Content Organization
- Start with context - What is this skill about? When should it be used? What problems does it solve?
- Organize by workflow or concept - Use clear section headers, group related information, build from simple to complex
- Point to implementation - Reference actual files, directories, and where configuration lives
- Suggest what to study - Direct readers to real code patterns before working
- End with important details - Configuration notes, common patterns, edge cases, or constraints
Common Mistakes to Avoid
- Over-Specification - Don't include line numbers or overly specific implementation details that will change. Point to files and patterns instead.
- Stale Examples - Don't include code examples in the body. Point readers to actual implementations to study.
- Generic Advice - Don't include universal best practices. Document domain-specific patterns and conventions.
- Missing Context - Always clarify why something is done a certain way, not just what to do.
- Ignoring Reality - Verify all claims against actual code before writing. Misinformation spreads through skills.
Writing Process
- Study existing skills - Before creating a new skill, review existing skills in the project to understand conventions, style, and structure. This ensures consistency and prevents duplicating existing content.
- Understand the domain - Study existing code, configuration, and patterns in the project
- Identify scope - What specific knowledge should this skill contain?
- Map to sources - Where in the codebase or documentation does this knowledge live?
- Write minimally - What's the smallest amount of context needed?

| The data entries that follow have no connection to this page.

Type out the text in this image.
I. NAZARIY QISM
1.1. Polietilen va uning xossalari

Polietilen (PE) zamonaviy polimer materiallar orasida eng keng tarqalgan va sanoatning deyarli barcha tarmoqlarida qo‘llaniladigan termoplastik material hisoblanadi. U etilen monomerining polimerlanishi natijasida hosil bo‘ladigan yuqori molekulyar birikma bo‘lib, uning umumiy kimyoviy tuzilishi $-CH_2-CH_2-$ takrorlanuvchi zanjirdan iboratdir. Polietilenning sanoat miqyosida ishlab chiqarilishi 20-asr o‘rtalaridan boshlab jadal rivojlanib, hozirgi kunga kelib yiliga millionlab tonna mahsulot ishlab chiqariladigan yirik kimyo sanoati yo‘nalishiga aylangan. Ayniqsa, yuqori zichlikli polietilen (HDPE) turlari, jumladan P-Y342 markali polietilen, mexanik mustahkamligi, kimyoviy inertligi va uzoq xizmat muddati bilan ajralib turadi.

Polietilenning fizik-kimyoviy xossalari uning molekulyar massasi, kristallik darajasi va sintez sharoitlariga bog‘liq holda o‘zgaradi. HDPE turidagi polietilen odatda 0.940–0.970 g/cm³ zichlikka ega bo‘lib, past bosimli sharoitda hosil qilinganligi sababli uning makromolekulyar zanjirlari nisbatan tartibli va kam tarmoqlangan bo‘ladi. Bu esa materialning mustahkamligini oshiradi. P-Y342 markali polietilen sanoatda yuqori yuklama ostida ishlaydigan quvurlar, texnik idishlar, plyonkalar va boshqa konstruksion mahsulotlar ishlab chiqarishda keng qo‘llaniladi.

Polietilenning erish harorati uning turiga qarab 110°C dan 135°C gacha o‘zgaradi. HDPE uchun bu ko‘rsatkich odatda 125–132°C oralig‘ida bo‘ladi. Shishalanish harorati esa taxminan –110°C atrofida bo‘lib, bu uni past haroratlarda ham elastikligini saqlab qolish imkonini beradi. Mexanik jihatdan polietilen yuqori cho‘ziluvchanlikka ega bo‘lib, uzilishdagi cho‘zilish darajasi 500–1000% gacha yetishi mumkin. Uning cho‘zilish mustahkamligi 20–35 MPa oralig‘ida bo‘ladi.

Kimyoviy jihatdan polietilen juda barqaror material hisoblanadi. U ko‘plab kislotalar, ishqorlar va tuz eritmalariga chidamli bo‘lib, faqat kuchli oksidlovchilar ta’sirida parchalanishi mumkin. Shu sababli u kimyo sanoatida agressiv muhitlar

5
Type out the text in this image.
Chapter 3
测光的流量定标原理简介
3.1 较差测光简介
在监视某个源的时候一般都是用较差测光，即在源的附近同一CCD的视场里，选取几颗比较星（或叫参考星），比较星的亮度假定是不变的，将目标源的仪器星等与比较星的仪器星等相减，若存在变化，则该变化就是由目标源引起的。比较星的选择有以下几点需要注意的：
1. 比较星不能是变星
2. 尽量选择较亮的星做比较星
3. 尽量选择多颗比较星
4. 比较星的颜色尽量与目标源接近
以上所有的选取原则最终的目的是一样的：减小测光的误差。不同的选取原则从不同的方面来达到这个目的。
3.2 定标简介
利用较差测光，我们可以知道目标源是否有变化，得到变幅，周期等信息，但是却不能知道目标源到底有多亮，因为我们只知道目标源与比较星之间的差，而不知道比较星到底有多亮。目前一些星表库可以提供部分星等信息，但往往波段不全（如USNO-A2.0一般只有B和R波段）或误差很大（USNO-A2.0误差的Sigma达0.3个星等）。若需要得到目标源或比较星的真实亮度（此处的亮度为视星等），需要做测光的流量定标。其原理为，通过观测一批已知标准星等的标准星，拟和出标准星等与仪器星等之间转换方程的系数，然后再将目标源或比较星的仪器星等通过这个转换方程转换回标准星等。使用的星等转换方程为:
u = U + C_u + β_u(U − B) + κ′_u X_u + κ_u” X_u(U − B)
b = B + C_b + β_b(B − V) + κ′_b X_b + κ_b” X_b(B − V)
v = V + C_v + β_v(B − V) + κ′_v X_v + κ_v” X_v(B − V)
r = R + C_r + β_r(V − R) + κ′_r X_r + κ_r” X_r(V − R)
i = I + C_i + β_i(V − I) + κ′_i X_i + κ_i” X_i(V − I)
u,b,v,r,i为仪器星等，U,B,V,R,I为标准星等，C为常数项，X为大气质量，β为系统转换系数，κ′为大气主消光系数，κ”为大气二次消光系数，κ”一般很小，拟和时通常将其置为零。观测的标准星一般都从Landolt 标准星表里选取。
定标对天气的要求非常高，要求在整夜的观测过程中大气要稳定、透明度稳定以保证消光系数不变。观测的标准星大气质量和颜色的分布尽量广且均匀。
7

- Verify claims - Check that everything stated matches reality by reading actual code
- Cite sources - Point readers to where they can learn more (files, directories, configurations)
- Study-driven guidance - Direct people to real implementations, don't prescribe rules
Maintenance
Skills should be updated when:
- Configuration files change (update file references, configuration notes)
- Patterns evolve (update guidance on how things are done)
- New tools or approaches are adopted (add sections for new workflows)
- Guidance is found to be incorrect (verify, fix, and understand why it was wrong)
Always verify changes against actual code before updating a skill.